Published on November 08, 2016/Last edited on November 08, 2016/4 min read
Managing our devices can ask a lot of us. For all that they add to our lives, devices sap plenty of energy, too. I recently missed the beginning of a film because my friend wouldn’t let us leave the house until her phone had more of a charge. This is not the free and streamlined world the future sci-fi promised us.
In our modern world, we’ve entered into relationships with our devices that are deep, fundamental, and more than slightly intractable. Through our dependencies, we’ve all become at least a bit mired in the management our devices require. Likewise, we’re often stuck in a user experience, or user flow of some sort, that demands more of us than we’d like to give.
For example, you might have a task that you prefer to execute on your desktop because the mobile experience is lousy. And vice versa: you may have tasks you only do on mobile. Tasks that, even should you find yourself sitting at your very desk, make you reach for your phone instead.
As a marketer, if you take a look at your own service or product, it might serve to ask yourself what this means about the experience you’re putting into the world. It’s all in the friction.
In a recent piece, Echo, interfaces and friction, Ben Evans ponders the slew of devices in our world that are becoming ever easier to manage. Some don’t need to be charged, or don’t need to be charged as often. Some don’t ever get turned off, and a few don’t even have a power switch at all. He gathers these thoughts around the idea of removing the administrative steps in our human-device interactions, and the progression toward streamlining the management of the physical objects in our digital world. This concept follows to the mobile experience overall.
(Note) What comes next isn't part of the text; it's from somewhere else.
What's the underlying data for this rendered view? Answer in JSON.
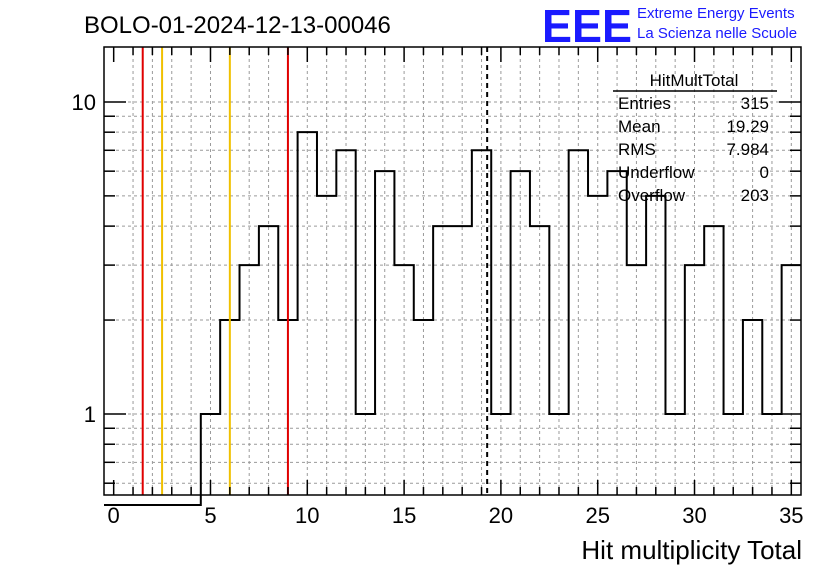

How much friction exists in the experience of the services or products we use? Is there friction in the communication between app, mobile web, and desktop web? Is there friction in the onboarding process? Is the user given the simplest, most seamless possible journey from point A to point B, whatever those points happen to look like for our brand?
In the Evans piece, we can read about the Amazon Echo, the speaker/interface that hangs out in your kitchen or laundry room or wherever, and responds to voice commands. It can play music or read you the news, and its primary purpose is allowing users to fill their Amazon shopping carts audibly, without stopping what they’re doing.
Evans refers to the Echo as saving people “a bunch of intermediate steps” as well as giving users a “deep link directly to the task you want, with none of the friction or busywork of getting there.” By “intermediate steps” and “busywork,” he’s referring to pulling your cell from your pocket, opening an app, searching for an item, and hitting add to cart. Four steps, by my count, of intermediate busywork.
It makes one wonder, is life now meant to be so seamless that re-upping household supplies through a tiny wirelessly connected device in our very pocket has become a nuisance? This monopolizing inconvenience, not so long ago, was considered a marvel. Before wifi, we had to put on pants and be seen in public!
The future is moving undeniably toward a world where the definition of “too hard” is getting smaller and smaller. Companies who can’t keep up are likely to fall behind.
Will we decide it’s really not so bad to have to dry our hands before ordering more dish soap? Or will the convenience of voice-activated UI rule the roost?
These questions are yet to be answered. But if, as marketers, we strive to make the customer experience as “frictionless” as possible, we’re bound to end up ahead of the game. It’s all about ensuring that the customer’s experience is truly amazing.